Does the EQ-5D capture the effects of physical and mental health status on life satisfaction among older people? A path analysis approach. Quality of Life Research [PubMed] Published 19th November 2016

This study sought to identify whether the EQ-5D captures impacts of mental and physical health on life satisfaction (LS) of older adults. This involved a retrospective cohort of 884 patients in Ireland. Path analysis was used to evaluate the direct and indirect effects. The EQ-5D-3L was used to measure health-related quality of life, whilst life satisfaction was measured with the life satisfaction index (LSI). Various specific measures of health status were also measured, e.g. co-morbidity level, activity limitation, and anxiety and depression. Within the analysis a number of assumptions were required, specifically around causation.

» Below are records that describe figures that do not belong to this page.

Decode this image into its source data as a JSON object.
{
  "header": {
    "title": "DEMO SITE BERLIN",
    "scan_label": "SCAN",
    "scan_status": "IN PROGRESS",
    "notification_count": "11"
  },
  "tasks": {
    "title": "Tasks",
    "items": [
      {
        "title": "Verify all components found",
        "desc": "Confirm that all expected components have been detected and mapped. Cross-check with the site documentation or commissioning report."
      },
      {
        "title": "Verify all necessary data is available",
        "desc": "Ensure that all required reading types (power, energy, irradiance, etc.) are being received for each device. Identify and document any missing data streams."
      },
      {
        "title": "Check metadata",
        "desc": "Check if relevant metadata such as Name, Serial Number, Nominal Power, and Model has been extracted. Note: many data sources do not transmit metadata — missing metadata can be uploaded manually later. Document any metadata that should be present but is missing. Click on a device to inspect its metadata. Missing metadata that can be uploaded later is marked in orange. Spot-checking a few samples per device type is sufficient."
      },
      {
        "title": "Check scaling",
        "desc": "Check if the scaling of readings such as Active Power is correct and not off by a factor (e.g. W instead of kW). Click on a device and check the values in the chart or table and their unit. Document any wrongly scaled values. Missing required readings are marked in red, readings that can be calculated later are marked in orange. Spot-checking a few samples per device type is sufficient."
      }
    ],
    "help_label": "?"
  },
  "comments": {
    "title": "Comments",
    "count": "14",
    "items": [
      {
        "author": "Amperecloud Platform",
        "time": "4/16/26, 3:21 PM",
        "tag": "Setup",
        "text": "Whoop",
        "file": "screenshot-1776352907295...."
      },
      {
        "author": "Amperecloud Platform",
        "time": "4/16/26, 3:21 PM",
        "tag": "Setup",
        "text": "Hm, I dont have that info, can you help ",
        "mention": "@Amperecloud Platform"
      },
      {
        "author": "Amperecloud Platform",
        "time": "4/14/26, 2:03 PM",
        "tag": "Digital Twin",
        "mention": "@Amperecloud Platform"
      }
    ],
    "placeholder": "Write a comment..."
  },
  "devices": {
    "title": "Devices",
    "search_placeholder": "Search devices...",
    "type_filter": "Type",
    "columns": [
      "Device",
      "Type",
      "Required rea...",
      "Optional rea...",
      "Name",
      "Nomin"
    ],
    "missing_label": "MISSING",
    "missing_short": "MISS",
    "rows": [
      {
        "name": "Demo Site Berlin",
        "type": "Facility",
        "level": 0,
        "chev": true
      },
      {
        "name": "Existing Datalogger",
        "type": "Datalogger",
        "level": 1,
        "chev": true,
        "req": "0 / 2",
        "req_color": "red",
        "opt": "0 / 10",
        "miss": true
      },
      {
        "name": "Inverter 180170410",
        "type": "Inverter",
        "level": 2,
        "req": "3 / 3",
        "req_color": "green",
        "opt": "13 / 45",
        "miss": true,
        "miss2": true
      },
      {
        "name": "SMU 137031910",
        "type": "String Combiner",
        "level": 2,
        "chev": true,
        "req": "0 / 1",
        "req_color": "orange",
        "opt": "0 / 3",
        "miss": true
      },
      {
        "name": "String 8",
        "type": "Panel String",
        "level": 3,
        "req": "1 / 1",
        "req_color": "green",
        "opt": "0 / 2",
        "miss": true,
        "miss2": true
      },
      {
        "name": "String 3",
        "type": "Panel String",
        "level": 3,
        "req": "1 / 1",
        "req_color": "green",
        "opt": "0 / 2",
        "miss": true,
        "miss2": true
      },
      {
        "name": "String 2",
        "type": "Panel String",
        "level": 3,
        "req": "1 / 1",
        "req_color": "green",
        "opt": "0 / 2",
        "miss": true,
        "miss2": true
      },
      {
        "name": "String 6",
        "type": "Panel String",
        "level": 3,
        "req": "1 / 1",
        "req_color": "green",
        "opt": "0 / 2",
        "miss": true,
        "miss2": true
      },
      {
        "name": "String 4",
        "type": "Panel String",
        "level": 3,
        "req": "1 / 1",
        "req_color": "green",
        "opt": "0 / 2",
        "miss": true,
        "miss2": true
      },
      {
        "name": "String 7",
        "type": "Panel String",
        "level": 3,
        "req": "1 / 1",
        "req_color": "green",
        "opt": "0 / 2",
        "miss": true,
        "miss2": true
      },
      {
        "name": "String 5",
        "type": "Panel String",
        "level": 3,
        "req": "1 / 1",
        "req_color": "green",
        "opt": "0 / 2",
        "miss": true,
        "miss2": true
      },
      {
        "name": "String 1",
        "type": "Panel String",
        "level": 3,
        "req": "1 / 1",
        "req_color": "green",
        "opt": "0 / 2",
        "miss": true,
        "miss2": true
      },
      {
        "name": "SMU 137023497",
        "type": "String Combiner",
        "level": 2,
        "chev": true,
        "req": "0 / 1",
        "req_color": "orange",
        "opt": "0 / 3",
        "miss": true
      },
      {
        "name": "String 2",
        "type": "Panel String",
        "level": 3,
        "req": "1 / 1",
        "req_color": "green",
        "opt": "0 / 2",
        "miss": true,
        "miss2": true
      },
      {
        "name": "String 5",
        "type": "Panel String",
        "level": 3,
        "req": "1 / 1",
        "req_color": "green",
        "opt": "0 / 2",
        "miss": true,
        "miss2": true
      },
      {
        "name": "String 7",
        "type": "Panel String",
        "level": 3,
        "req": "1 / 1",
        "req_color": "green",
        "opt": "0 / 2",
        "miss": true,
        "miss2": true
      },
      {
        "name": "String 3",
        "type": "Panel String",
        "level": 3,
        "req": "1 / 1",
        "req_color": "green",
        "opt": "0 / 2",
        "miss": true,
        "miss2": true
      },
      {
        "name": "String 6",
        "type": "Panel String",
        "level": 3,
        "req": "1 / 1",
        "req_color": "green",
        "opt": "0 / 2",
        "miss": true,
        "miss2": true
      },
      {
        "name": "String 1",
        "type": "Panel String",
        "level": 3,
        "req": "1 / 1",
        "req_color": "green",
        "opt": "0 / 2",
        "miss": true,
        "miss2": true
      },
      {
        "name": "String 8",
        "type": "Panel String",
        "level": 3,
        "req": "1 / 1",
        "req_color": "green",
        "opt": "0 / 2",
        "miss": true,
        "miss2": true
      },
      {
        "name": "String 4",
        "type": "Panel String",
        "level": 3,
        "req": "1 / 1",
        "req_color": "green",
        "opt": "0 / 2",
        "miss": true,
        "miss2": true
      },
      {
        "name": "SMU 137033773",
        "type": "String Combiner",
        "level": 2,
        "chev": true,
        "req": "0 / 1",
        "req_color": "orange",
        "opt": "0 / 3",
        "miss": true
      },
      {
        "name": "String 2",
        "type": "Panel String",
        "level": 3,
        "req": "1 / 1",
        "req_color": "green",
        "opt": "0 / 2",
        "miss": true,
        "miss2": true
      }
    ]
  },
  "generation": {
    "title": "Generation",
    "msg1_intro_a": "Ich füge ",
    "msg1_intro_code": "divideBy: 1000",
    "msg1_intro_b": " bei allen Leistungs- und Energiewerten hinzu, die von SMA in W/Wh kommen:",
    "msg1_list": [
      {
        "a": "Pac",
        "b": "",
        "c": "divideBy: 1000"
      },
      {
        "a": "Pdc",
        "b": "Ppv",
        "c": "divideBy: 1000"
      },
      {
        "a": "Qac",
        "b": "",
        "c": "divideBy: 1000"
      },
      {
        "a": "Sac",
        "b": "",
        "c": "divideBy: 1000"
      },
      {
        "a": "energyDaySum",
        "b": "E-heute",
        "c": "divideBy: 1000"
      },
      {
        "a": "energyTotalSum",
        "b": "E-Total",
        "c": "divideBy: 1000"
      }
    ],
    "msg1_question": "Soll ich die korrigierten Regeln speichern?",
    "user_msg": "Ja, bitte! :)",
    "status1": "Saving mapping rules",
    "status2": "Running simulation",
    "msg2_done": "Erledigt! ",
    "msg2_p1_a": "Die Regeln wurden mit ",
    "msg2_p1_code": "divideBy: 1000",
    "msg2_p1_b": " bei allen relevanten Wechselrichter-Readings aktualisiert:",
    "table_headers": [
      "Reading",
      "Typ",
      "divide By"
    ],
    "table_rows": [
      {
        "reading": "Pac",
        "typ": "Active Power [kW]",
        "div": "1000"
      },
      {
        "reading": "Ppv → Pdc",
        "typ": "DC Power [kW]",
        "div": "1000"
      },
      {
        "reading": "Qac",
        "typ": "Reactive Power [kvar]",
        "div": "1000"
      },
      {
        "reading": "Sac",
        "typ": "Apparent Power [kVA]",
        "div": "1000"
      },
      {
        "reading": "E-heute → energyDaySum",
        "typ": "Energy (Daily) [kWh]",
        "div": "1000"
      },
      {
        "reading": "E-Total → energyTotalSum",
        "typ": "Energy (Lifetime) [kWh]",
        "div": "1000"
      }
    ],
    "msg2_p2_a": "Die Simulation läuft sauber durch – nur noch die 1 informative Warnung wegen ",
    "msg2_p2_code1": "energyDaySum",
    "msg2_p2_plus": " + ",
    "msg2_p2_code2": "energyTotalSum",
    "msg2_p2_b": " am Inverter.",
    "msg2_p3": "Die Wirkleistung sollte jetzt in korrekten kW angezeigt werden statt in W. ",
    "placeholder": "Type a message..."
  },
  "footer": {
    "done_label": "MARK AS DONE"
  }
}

The overall findings suggest that the EQ-5D-3L sufficiently captures the impact of physical health on life satisfaction, but not mental health. The author’s reflect that this may be due to a fundamental incommensurability of the general public’s preferences (who value the health states for the EQ-5D) and those who experience these health states. The authors conclude that the EQ-5D-3L should be used with caution within economic evaluations, and the use of the EQ-5D will underestimate benefits of treatment to mental health. The authors suggest alternative measures: HUI-3, AQoL and the ICECAP, and advocate their use alongside the EQ-5D within economic evaluation to better capture mental health impacts. A lot of this boils down to existing issues of debate: who should do the valuing (patient vs society), what are we trying to maximise (health vs well-being, or minimum threshold) and are existing measures doing the job they are supposed to be doing (is the EQ-5D fit for purpose). All these are interesting areas and it’s nice to see these issues being pushed to the fore once more.